CCJ vota emenda que ‘esvazia’ os poderes do Executivo
Decisão final sobre terras de índios seria dos senadores
Estado passaria a ‘indenizar’ os ‘não índios’ desalojados

A CCJ (Comissão de Constituição e Justiça) do Senado incluiu na pauta de votações desta quarta (25) uma emenda constitucional polêmica.
Modifica profundamente o rito dos processos de demarcações de terras indígenas no Brasil. O relator da proposta é o senador Valter Pereira (PMDB-MS).
Ele submeterá à apreciação dos colegas um voto que, se aprovado, injetará no texto da Constituição duas novidades:

1. Transfere-se a palavra final sobre a demarcação de reservas indígenas do âmbito do Poder Executivo para o Legislativo.
A análise dos processos continuaria sob a responsabilidade do governo. Mas a decisão do presidente da República só vigoraria depois de referendada pelo Senado.

2. Obriga-se o Estado a pagar indenização pelas terras de não índios obrigados a deixar as áreas reconhecidas como reservas indígenas.
A reparação terá de cobrir, além das benfeitorias, o valor da “terra nua”. Algo que a Constituição de 88 vedou.
Reza o parágrafo 6º do artigo 231 da Constituição que os “títulos de domínio” de terras assentadas em reservas indígenas serão declarados nulos.
Diz ainda o texto constitucional que a declaração de nulidade não gera “direito a indenização ou a ações [judiciais] contra a União”.
A Constituição abre brecha apenas para a indenização das “benfeitorias derivadas da ocupação de boa fé”. Nada de pagamento de terras.

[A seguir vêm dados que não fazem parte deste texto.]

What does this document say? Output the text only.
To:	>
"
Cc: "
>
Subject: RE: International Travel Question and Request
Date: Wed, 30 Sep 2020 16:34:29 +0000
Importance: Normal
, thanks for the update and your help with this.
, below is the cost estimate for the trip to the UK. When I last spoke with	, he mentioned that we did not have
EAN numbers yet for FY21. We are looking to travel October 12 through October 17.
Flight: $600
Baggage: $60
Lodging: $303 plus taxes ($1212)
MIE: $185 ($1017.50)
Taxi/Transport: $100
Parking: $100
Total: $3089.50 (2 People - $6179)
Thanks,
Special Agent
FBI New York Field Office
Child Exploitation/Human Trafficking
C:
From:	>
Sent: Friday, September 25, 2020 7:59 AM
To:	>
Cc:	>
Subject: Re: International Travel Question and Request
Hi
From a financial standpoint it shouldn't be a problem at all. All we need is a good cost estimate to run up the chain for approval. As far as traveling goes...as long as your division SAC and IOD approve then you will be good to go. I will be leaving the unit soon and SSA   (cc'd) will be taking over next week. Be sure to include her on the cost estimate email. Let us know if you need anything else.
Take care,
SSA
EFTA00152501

A emenda relatada por Valter Pereira (na foto) vagueia pelos escaninhos do Senado há dez anos. Foi apresentada, em 1999. É subscrita por 29 senadores.
Chama-se Mozarildo Cavalcanti (PTB-RR) o autor. É um antigo defensor da causa dos arrozeiros da reserva Raposa Serra do Sol, que acaba de ser ratificada pelo STF.
A decisão do Supremo desalojou os arrozeiros defendidos por Mozarildo. Sem direito a indenização. E a emenda, velha de uma década, despertou súbito interesse.
A proposta escalou a pauta desta quarta (24) da comissão de Justiça. É o 17º item de uma lista de 28 projetos selecionados para votação.
Em seu parecer, Valter Pereira anota: “Acredito que o Senado Federal é a melhor instância para dar a última palavra” sobre as reservas indígenas. Por quê?
O Senado, o senador Pereira escreve, é “a Casa em que a Federação está representada de forma isonômica...”
“...Portanto, em igualdade de forças para defender os interesses maiores do Estado Brasileiro”.
O senador realça no texto de seu voto que, “vários Estados brasileiros sofreram e têm sofrido o comprometimento de elevadas proporções de seus territórios...”
As demarcações de reservas indígenas tem sido feitas, segundo ele, em “áreas realmente vastas”. Valter Pereira escora-se em dois números.
Um deles, atribuído à Funai, informa que, “em termos absolutos”, as terras indígenas somavam 105,6 milhões de hectares em todo país no ano de 2006.
O outro dado foi fornecido pelo Serviço Florestal Brasileiro. Indica que, em 2007, as reservas indígenas brasileiras somavam 109,1 milhões de hectares.
A emenda apresentada por Mozarildo não tratava de indenização de terras de não índios. Essa idéia Valter Pereira extraiu de uma outra proposta.
Trata-se de emenda apresentada em 2004 pelo ex-senador Juvêncio da Fonseca (PSDB-MS). Propunha que o Estado desapropriasse as terras dos não índios.
O problema é que, de acordo com a Constituição, as terras indígenas integram o patrimônio da União. E o Estado não poderia desapropriar aquilo que já é seu.
Por isso, Valter Pereira rejeitou a emenda de Juvêncio. Aproveitou, contudo, a “idéia central” da proposta do colega, instituindo a indenização da “terra nua”.
Na opinião de Valter Pereira, “não é correto que o Estado solucione a questão indígena à custa daqueles que, em 05 de outubro de 1988...”
“...Ostentavam o direito de propriedade com amparo em título emitido pelo próprio Poder Público, por meio de seus órgãos delegados”.
A data de 5 de outubro de 88 não foi escolhida ao acaso. Foi nesse dia que a Constituição votada pelo Congresso constituinte foi promulgada.
blog do josias
Portanto, anota Valter Pereira, a “retroatividade” da indenização aos não índios “só vai” até esse dia, “a data do surgimento do direito”.
Se for aprovado pela CCJ, o parecer que altera o processo de demarcação de terras indígenas seguirá para o plenário do Senado. E, dali, para a Câmara.